Voilà un whisky qui marque les esprits.

 

Le monde des amateurs de whisky – qui ont voyagé un peu dans l'offre du marché – est divisé en deux : les « pour » Laphroaig et les « contre ».

 

Il s'agit d'un whisky qu'il faut goûter quand on a un peu d'expérience des arômes et des effluves d'un bon whisky ; en effet, si vous commencez votre découverte du monde du whisky par ce Laphroaig 10 ans vous prenez le risque de croire que le whisky est une boisson pour une petite caste d'initiés.

 

Mais revenons à notre dram écossais...

 

Au nez, ça sent la fumée et le foin, une touche de solvant industriel en sourdine, comme un vieux médicament laissé dans l'eau.

 

Ça marque les narines, c'est un ensemble d'arômes avec une empreinte olfactive inoubliable.

 

En bouche, ça confirme partiellement les impressions du départ : la fumée est bien là, présente, forte avec en plus des arômes de tourbe qui font surface.

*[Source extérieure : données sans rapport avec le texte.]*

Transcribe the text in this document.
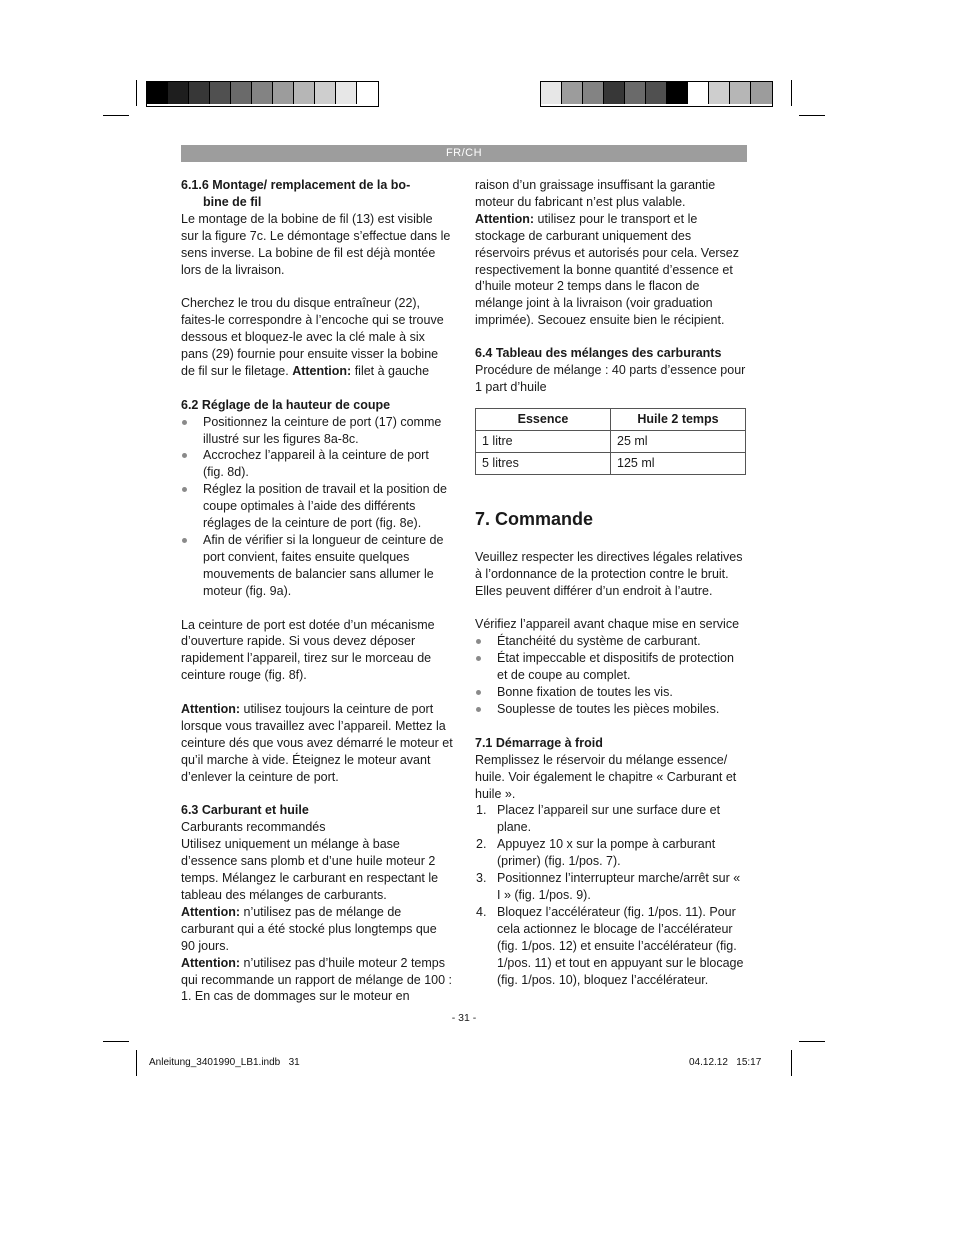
FR/CH
6.1.6 Montage/ remplacement de la bo-
bine de fil

Le montage de la bobine de fil (13) est visible sur la figure 7c. Le démontage s’effectue dans le sens inverse. La bobine de fil est déjà montée lors de la livraison.

Cherchez le trou du disque entraîneur (22), faites-le correspondre à l’encoche qui se trouve dessous et bloquez-le avec la clé male à six pans (29) fournie pour ensuite visser la bobine de fil sur le filetage. Attention: filet à gauche

6.2 Réglage de la hauteur de coupe
Positionnez la ceinture de port (17) comme illustré sur les figures 8a-8c.
Accrochez l’appareil à la ceinture de port (fig. 8d).
Réglez la position de travail et la position de coupe optimales à l’aide des différents réglages de la ceinture de port (fig. 8e).
Afin de vérifier si la longueur de ceinture de port convient, faites ensuite quelques mouvements de balancier sans allumer le moteur (fig. 9a).

La ceinture de port est dotée d’un mécanisme d’ouverture rapide. Si vous devez déposer rapidement l’appareil, tirez sur le morceau de ceinture rouge (fig. 8f).

Attention: utilisez toujours la ceinture de port lorsque vous travaillez avec l’appareil. Mettez la ceinture dés que vous avez démarré le moteur et qu’il marche à vide. Éteignez le moteur avant d’enlever la ceinture de port.

6.3 Carburant et huile

Carburants recommandés

Utilisez uniquement un mélange à base d’essence sans plomb et d’une huile moteur 2 temps. Mélangez le carburant en respectant le tableau des mélanges de carburants.

Attention: n’utilisez pas de mélange de carburant qui a été stocké plus longtemps que 90 jours.

Attention: n’utilisez pas d’huile moteur 2 temps qui recommande un rapport de mélange de 100 : 1. En cas de dommages sur le moteur en

raison d’un graissage insuffisant la garantie moteur du fabricant n’est plus valable.

Attention: utilisez pour le transport et le stockage de carburant uniquement des réservoirs prévus et autorisés pour cela. Versez respectivement la bonne quantité d’essence et d’huile moteur 2 temps dans le flacon de mélange joint à la livraison (voir graduation imprimée). Secouez ensuite bien le récipient.

6.4 Tableau des mélanges des carburants

Procédure de mélange : 40 parts d’essence pour 1 part d’huile

Essence	Huile 2 temps
1 litre	25 ml
5 litres	125 ml
7. Commande

Veuillez respecter les directives légales relatives à l’ordonnance de la protection contre le bruit. Elles peuvent différer d’un endroit à l’autre.

Vérifiez l’appareil avant chaque mise en service

Étanchéité du système de carburant.
État impeccable et dispositifs de protection et de coupe au complet.
Bonne fixation de toutes les vis.
Souplesse de toutes les pièces mobiles.
7.1 Démarrage à froid

Remplissez le réservoir du mélange essence/ huile. Voir également le chapitre « Carburant et huile ».

1. Placez l’appareil sur une surface dure et plane.
2. Appuyez 10 x sur la pompe à carburant (primer) (fig. 1/pos. 7).
3. Positionnez l’interrupteur marche/arrêt sur « I » (fig. 1/pos. 9).
4. Bloquez l’accélérateur (fig. 1/pos. 11). Pour cela actionnez le blocage de l’accélérateur (fig. 1/pos. 12) et ensuite l’accélérateur (fig. 1/pos. 11) et tout en appuyant sur le blocage (fig. 1/pos. 10), bloquez l’accélérateur.
- 31 -
Anleitung_3401990_LB1.indb   31	04.12.12   15:17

L'ajout d'un peu d'eau le rend plus agréable.

 

La texture est assez plaisante : elle est forte et puissante mais reste assez maîtrisée et agréable.

 

C'est un whisky assez spécial et on comprend facilement pourquoi son goût ne laisse pas indifférent.

Si vous aimez boire une cigarette, c'est votre whisky.

 

La finale est longue et persistante, c'est un whisky à prendre en digestif, l'emprise de la fumée et de la tourbe est trop prononcée pour vous permettre de sentir n'importe quel autre goût dans votre bouche.

 

Si vous allez dans une dégustation et vous buvez du Laphroaig en premier, oubliez toute expérience gustative ensuite, votre bouche sera anesthésiée, impossible alors de découvrir les arômes des autres whiskies.

 

Ce n'est pas mon whisky préféré, mais il faut bien le goûter un jour, pour développer la sensibilité et la mémoire du palais.